9. Youth justice officer 

In this position, you will work directly with troubled young people, helping to protect and safeguard them from bad situations such as neglect or abuse. In addition to being empathetic and caring, you’ll also need to be a good communicator, be incredibly organised, and be capable of writing reports and assessments.

10. Correctional officer 

Correctional officers usually work within prisons, helping to ensure rules are met and maintained. This can include interacting with prisoners, supervising activities and prisoner behaviour, and assisting in the resolution of conflicts.

11. Lawyer 

To work as a lawyer, you will need a thorough knowledge of criminology and the law, especially if you want to specialise in criminology. As a lawyer, you will be expected to handle criminal cases involving guilty and non-guilty parties and interview witnesses.

 Note: Of all the above jobs, this one requires a law degree, an LPC, and a training contract before you can work independently in this field.

What other qualifications do you need to work in criminology?

No matter which of the above careers you want to pursue, a criminology qualification alone may not always be enough to get you the post you want. To expand your horizons and increase your chances of getting the job you want, you may also want to explore qualifications in criminal justice, sociology or psychology.

Fortunately, there are multiple avenues you can use to bolster your credentials. Colleges, online courses, and night schools can all help you get the knowledge and skills you need to increase your odds of getting your dream job.

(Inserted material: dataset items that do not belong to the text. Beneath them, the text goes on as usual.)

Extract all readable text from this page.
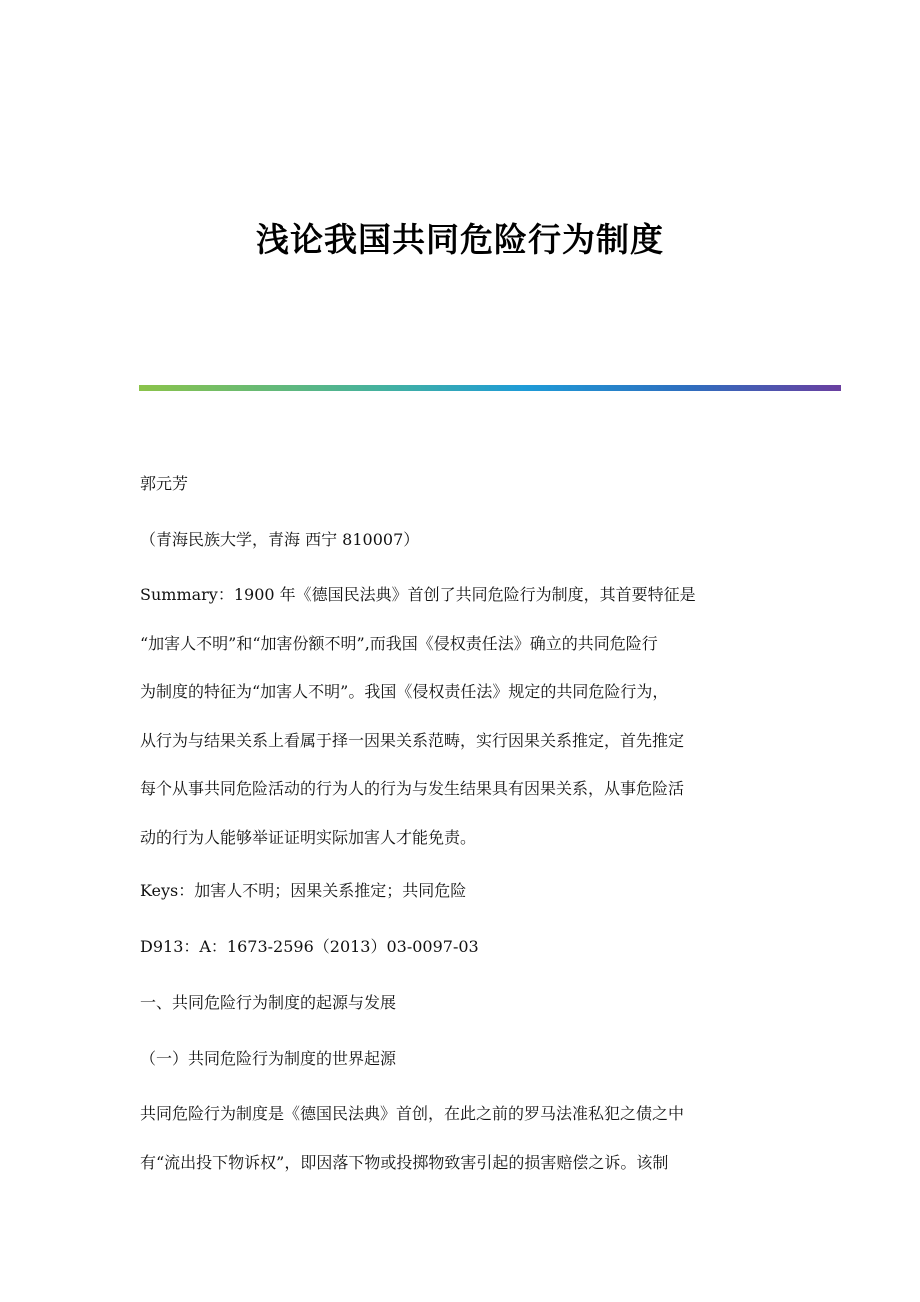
浅论我国共同危险行为制度
郭元芳
（青海民族大学，青海 西宁 810007）
Summary：1900 年《德国民法典》首创了共同危险行为制度，其首要特征是
“加害人不明”和“加害份额不明”,而我国《侵权责任法》确立的共同危险行
为制度的特征为“加害人不明”。我国《侵权责任法》规定的共同危险行为，
从行为与结果关系上看属于择一因果关系范畴，实行因果关系推定，首先推定
每个从事共同危险活动的行为人的行为与发生结果具有因果关系，从事危险活
动的行为人能够举证证明实际加害人才能免责。
Keys：加害人不明；因果关系推定；共同危险
D913：A：1673-2596（2013）03-0097-03
一、共同危险行为制度的起源与发展
（一）共同危险行为制度的世界起源
共同危险行为制度是《德国民法典》首创，在此之前的罗马法准私犯之债之中
有“流出投下物诉权”，即因落下物或投掷物致害引起的损害赔偿之诉。该制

Online courses are especially useful for studying and learning on your own terms. Designed for home learning, you can study at a time, pace, and location of your choosing and spend as little or as long as you want on each module. At the same time, you can mould your studies to fit around your existing working and social commitments, enabling you to achieve a healthy study-life balance.

Your next steps…

If you are interested in exploring a legal career, completing a criminology qualification can increase your career opportunities. Before applying for a place, the key is ensuring that you are fully aware of what criminology is and what the course entails.